Journal of Philosophical Research

Volume 48, 2023

Neera K. Badhwar
Pages 247-251

Do All Interesting Experiences Add to the Quality of Life?
A Response to Lorraine Besser

In “ReImagining the Quality of Life,” Lorraine Besser challenges the frameworks typically used for evaluating the quality of people’s lives, especially those with Alzheimer’s disease or those in minimally conscious states (MCS). These frameworks rely on two standards: agency and sentience. The first assumes that the absence of agency makes a life prudentially worthless (worthless to the individual whose life it is), because cognitive activity is prudentially valuable “only when it reflects agency;” whereas the second assumes that the absence of pleasure makes a life prudentially worthless, because pleasure is the only experiential value. Besser argues, however, that cognitive engagement with an activity or experience that a patient finds interesting is also prudentially valuable, even if it doesn’t reflect agency, and even if it isn’t pleasurable.

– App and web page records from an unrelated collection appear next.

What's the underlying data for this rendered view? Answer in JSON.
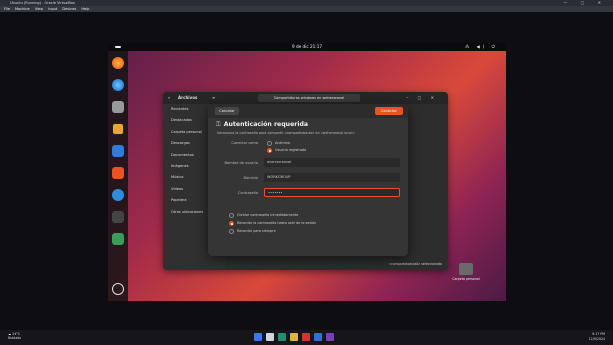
{
  "virtualbox": {
    "title": "Ubuntu (Running) - Oracle VirtualBox",
    "menus": [
      "File",
      "Machine",
      "View",
      "Input",
      "Devices",
      "Help"
    ]
  },
  "ubuntu_topbar": {
    "clock": "9 de dic 21:17"
  },
  "files_window": {
    "app_label": "Archivos",
    "path": "Compartiduras windows en weheraronal",
    "sidebar": [
      "Recientes",
      "Destacados",
      "Carpeta personal",
      "Descargas",
      "Documentos",
      "Imágenes",
      "Música",
      "Vídeos",
      "Papelera",
      "Otras ubicaciones"
    ],
    "status": "«compartidoaulaA» seleccionado"
  },
  "auth_dialog": {
    "cancel_label": "Cancelar",
    "connect_label": "Conectar",
    "title": "Autenticación requerida",
    "key_icon": "key-icon",
    "description": "Introduzca la contraseña para compartir «compartidoaula» en «weheraronal.local»:",
    "connect_as_label": "Conectar como",
    "connect_as_options": [
      "Anónimo",
      "Usuario registrado"
    ],
    "connect_as_selected": "Usuario registrado",
    "username_label": "Nombre de usuario",
    "username_value": "evercarranzal",
    "domain_label": "Dominio",
    "domain_value": "WORKGROUP",
    "password_label": "Contraseña",
    "password_value": "•••••••",
    "remember_options": [
      "Olvidar contraseña inmediatamente",
      "Recordar la contraseña hasta salir de la sesión",
      "Recordar para siempre"
    ],
    "remember_selected": "Recordar la contraseña hasta salir de la sesión"
  },
  "desktop_icon": {
    "label": "Carpeta personal"
  },
  "windows_taskbar": {
    "weather_temp": "24°C",
    "weather_desc": "Nublado",
    "time": "9:17 PM",
    "date": "12/9/2024"
  },
  "colors": {
    "accent": "#e95420",
    "dialog_bg": "#353535"
  }
}
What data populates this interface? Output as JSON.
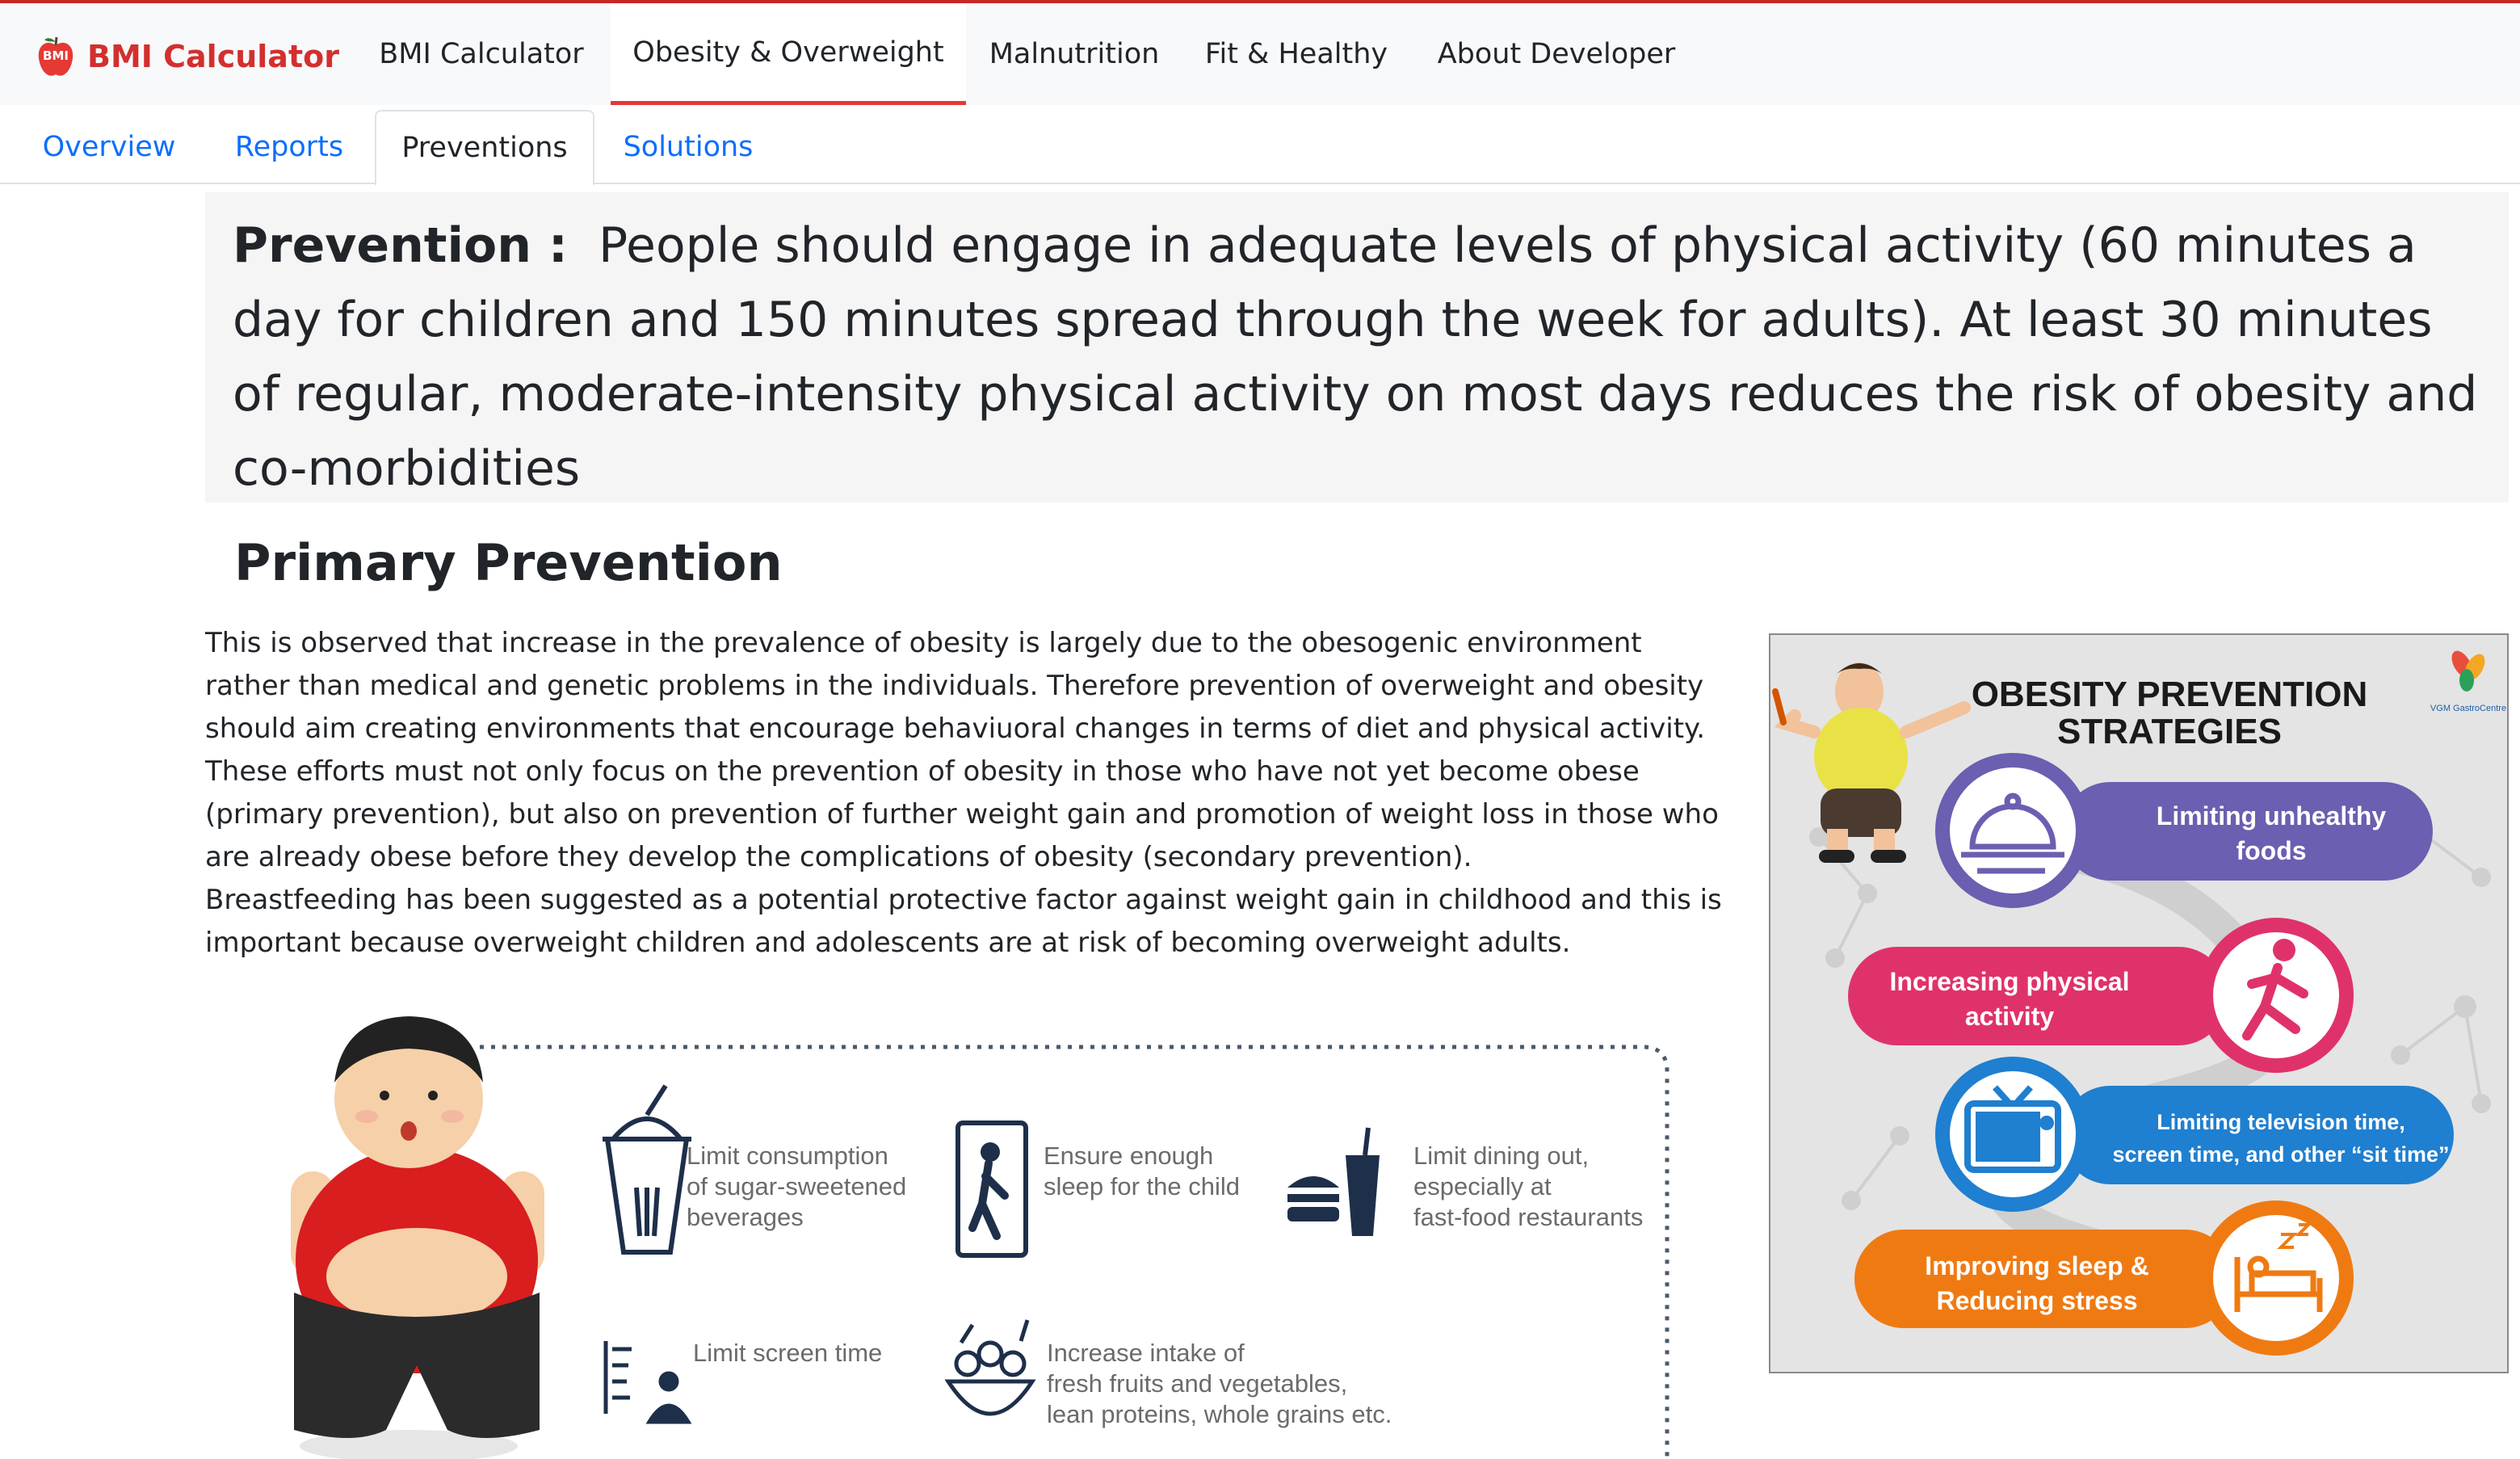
{
  "brand": {
    "name": "BMI Calculator",
    "logo_text": "BMI"
  },
  "nav": [
    {
      "label": "BMI Calculator"
    },
    {
      "label": "Obesity & Overweight"
    },
    {
      "label": "Malnutrition"
    },
    {
      "label": "Fit & Healthy"
    },
    {
      "label": "About Developer"
    }
  ],
  "subtabs": [
    {
      "label": "Overview"
    },
    {
      "label": "Reports"
    },
    {
      "label": "Preventions"
    },
    {
      "label": "Solutions"
    }
  ],
  "prevention": {
    "label": "Prevention :",
    "text": "People should engage in adequate levels of physical activity (60 minutes a day for children and 150 minutes spread through the week for adults). At least 30 minutes of regular, moderate-intensity physical activity on most days reduces the risk of obesity and co-morbidities"
  },
  "primary": {
    "heading": "Primary Prevention",
    "paragraphs": [
      "This is observed that increase in the prevalence of obesity is largely due to the obesogenic environment rather than medical and genetic problems in the individuals. Therefore prevention of overweight and obesity should aim creating environments that encourage behaviuoral changes in terms of diet and physical activity.",
      "These efforts must not only focus on the prevention of obesity in those who have not yet become obese (primary prevention), but also on prevention of further weight gain and promotion of weight loss in those who are already obese before they develop the complications of obesity (secondary prevention).",
      "Breastfeeding has been suggested as a potential protective factor against weight gain in childhood and this is important because overweight children and adolescents are at risk of becoming overweight adults."
    ]
  },
  "strategies": {
    "title_line1": "OBESITY PREVENTION",
    "title_line2": "STRATEGIES",
    "logo_text": "VGM GastroCentre",
    "items": [
      {
        "line1": "Limiting unhealthy",
        "line2": "foods",
        "color": "#6a5fb0"
      },
      {
        "line1": "Increasing physical",
        "line2": "activity",
        "color": "#e0326a"
      },
      {
        "line1": "Limiting television time,",
        "line2": "screen time, and other “sit time”",
        "color": "#1f7fd0"
      },
      {
        "line1": "Improving sleep &",
        "line2": "Reducing stress",
        "color": "#f07a12"
      }
    ]
  },
  "child_tips": [
    {
      "lines": [
        "Limit consumption",
        "of sugar-sweetened",
        "beverages"
      ]
    },
    {
      "lines": [
        "Ensure enough",
        "sleep for the child"
      ]
    },
    {
      "lines": [
        "Limit dining out,",
        "especially at",
        "fast-food restaurants"
      ]
    },
    {
      "lines": [
        "Limit screen time"
      ]
    },
    {
      "lines": [
        "Increase intake of",
        "fresh fruits and vegetables,",
        "lean proteins, whole grains etc."
      ]
    }
  ]
}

The interesting “describes a qualitative aspect of our experience of a robust form of cognitive engagement, which resonates with us in a fashion similar to pleasure.” Besser’s view is an important contribution to the literature on the quality of life, and to the lives of patients with Alzheimer’s or MCS. However, I challenge Besser’s view that interesting experiences need not have a positive resonance to such patients, even though they are similar to pleasure.